Lost City of Mirador: The "Cradle of Mayan Civilization"

November 2009

 


GHF Mirador Featured on CNN’s Wolf Blitzer

We’re taking you deep into the jungle of Guatemala in a CNN exclusive challenge of protecting this area, so rich in history from drug traffickers and other threats, that’s next.

BLITZER: Guatemalan archaeologists are making an fascinating discovery. Let’s go to CNN’s Brooke Baldwin. She traveled to Mirador and came back with an amazing story.

Brooke, tell our viewers what’s going on.

BROOKE BALDWIN, CNN CORRESPONDENT: Wolf, I think I’m officially an archaeology geek. Our CNN crew were the first TV camera in the world to shoot the face of what may be the world’s largest pyramid by volume. This pyramid is covered by the canopy of the jungle. It is currently facing several threats.


BALDWIN: From the air, it looks like just jungle. But these forests in Guatemala hide an ancient secret, the city of Mirador, often referred to as the cradle of Mayan civilization, the size of a modern day metropolis. This is no mountain. It’s a pyramid and according to the Mirador base and project, it may be the largest pyramid by volume in the world. CNN is traveling with the project’s director and lead archaeologist Richard Hansen and the founder of the Global Heritage Fund Jeff Morgan.

RICHARD HANSEN, DIR., MIRADOR BASIN PROJECT: The pyramid is a structure the world should know because it represents an investment of labor unprecedented in the world history. Every single stone in that building, from the bottom to the top, was carried by human labor.

BALDWIN: And the work to save this pyramid is delicate, done by hand. Guatemalan archaeologists painstakingly help uncover pieces of history built by their ancestors and the view from the top is spectacular.

UNIDENTIFIED MALE: This is some of the Maya world.

BALDWIN: Here on the top, we’re 72 meters or 224 feet from the forest floor and when we talk about sheer size of this area that is el Mirador, just one single Mayan city, archaeologist Dr. Richard Hansen says its size is larger than all of downtown Los Angeles and he says there are still thousands of pyramids yet to be uncovered.

Then Dr. Hansen shows us something few people have ever seen, a relic that is the Mayan story of creation. Oh, my gosh. CNN cameras are the first to capture this fresh discovery which Hansen says will rewrite Mayan history.
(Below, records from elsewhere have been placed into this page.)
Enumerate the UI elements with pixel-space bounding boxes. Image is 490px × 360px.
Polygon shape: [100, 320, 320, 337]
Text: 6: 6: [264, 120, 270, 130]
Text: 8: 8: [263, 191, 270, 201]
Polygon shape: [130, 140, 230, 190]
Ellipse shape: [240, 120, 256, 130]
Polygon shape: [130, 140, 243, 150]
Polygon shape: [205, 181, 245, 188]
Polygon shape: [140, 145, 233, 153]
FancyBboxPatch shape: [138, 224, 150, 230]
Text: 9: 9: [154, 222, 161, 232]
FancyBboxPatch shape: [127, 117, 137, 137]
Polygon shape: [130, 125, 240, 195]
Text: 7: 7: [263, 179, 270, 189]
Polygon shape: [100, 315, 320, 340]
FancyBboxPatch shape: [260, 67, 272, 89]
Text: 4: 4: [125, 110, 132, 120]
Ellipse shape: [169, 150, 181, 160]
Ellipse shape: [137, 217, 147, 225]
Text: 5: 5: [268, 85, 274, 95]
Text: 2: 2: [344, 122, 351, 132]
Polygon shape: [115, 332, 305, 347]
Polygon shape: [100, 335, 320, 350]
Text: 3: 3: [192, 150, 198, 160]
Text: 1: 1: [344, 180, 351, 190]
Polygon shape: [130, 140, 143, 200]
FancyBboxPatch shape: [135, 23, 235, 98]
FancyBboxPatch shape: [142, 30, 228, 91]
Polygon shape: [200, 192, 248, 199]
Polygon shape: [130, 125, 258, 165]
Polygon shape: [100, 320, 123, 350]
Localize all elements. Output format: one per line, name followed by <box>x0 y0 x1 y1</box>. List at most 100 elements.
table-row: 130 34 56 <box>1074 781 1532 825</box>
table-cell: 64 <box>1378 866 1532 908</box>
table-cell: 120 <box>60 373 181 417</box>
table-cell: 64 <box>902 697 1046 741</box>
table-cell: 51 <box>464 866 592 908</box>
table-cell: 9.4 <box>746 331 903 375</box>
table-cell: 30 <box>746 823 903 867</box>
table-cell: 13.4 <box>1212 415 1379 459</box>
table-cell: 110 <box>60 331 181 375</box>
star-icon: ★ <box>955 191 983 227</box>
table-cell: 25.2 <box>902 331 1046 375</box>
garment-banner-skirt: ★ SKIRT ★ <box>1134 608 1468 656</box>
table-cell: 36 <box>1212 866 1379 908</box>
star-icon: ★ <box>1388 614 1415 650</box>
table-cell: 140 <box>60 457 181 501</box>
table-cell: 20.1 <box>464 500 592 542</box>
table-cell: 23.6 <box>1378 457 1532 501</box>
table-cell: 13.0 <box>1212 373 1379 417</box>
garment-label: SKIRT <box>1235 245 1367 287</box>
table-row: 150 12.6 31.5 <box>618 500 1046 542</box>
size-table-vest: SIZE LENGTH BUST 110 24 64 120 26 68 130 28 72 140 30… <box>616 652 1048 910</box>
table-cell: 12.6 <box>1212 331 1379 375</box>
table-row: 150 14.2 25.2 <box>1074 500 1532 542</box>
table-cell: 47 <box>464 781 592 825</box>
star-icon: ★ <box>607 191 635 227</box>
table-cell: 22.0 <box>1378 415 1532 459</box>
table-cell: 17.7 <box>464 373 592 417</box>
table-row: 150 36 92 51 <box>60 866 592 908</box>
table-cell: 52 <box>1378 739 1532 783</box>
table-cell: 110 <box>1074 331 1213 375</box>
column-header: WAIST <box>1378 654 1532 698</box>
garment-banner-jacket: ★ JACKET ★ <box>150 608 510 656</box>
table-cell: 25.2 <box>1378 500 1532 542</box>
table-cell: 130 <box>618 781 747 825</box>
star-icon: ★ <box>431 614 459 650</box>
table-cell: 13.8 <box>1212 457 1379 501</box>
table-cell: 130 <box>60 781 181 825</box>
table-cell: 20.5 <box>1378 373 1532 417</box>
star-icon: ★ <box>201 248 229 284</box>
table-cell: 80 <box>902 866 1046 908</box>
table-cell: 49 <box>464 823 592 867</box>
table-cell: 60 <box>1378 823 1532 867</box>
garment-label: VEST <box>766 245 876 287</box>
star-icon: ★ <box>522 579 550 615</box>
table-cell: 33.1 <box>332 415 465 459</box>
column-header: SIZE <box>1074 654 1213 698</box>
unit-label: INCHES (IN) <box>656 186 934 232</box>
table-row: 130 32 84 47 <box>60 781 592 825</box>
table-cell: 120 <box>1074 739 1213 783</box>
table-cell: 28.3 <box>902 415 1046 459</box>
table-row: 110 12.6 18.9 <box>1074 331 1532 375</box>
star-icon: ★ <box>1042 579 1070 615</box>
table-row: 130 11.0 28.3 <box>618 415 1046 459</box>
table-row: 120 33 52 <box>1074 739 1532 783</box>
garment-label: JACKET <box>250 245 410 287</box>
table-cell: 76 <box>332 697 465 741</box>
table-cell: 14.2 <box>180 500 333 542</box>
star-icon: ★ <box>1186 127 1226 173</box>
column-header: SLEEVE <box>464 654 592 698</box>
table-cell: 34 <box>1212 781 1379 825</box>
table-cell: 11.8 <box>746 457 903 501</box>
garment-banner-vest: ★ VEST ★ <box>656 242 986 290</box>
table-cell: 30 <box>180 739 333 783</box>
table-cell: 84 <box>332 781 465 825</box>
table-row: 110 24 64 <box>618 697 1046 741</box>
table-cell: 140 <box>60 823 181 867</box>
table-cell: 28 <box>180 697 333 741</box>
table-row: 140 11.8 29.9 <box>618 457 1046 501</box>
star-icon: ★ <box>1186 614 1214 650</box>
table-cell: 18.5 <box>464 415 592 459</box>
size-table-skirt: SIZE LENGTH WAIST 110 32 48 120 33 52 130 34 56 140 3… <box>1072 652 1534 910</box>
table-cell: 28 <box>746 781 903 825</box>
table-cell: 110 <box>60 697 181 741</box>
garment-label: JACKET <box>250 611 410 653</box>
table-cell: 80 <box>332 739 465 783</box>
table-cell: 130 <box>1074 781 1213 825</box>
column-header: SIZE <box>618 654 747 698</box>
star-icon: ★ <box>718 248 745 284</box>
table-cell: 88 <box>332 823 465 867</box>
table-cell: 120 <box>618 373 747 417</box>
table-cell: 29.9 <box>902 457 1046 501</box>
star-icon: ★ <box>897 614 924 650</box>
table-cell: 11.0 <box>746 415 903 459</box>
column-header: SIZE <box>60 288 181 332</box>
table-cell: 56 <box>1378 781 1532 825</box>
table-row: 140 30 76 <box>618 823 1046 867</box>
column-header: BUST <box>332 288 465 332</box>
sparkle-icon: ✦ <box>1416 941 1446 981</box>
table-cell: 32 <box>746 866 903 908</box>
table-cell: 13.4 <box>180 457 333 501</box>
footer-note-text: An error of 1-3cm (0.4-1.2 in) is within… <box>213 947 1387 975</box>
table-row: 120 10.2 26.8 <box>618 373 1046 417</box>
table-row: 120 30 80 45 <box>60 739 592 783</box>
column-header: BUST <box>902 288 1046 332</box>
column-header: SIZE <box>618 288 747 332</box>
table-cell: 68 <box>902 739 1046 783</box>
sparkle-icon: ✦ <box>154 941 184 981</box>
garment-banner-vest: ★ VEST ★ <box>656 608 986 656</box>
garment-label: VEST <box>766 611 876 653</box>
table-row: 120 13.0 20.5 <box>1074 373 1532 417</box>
This is the creation story of the Mayan people.

HANSEN: This is the creation story and it goes back to at least 300, 200 B.C.

BALDWIN: For decades, historians believe the pyramid was tainted by the Catholic views of Spanish conquistadors. Finding this freeze changes everything because it predates the Spanish arrival by more than a millennium. The challenge now is preserving this area, a jungle, constantly under threat by narco traffickers, loggers and cattle ranchers. Hansen’s guards are on constant standby to keep looters out.

HANSEN: We have had guards in cities throughout the basin, where we haven’t had the resources for that, we have lost 100 percent.

BALDWIN: Hansen has made Mirador his life’s work and hopes to share these Mayan secrets with Guatemala and the world.

HANSEN: The science for the sake of science is sterile (inaudible) blessing the lives of people. And by conserving this, we’re blessing the lives of an entire nation.

BALDWIN: Gorgeous, isn’t it? The Global Heritage Fund is a nonprofit organization also working to preserve Mirador. They have several sites like this around the world, Laos, Cambodia, Turkey—the goal, to conserve the history of these sites and develop a sustainable tourist industry, Wolf, so that the people closest to the site, including the native Guatemalans in this case, are the ones who will benefit the most.

BLITZER: Amazing stuff, Brooke. Thanks for bringing it to us.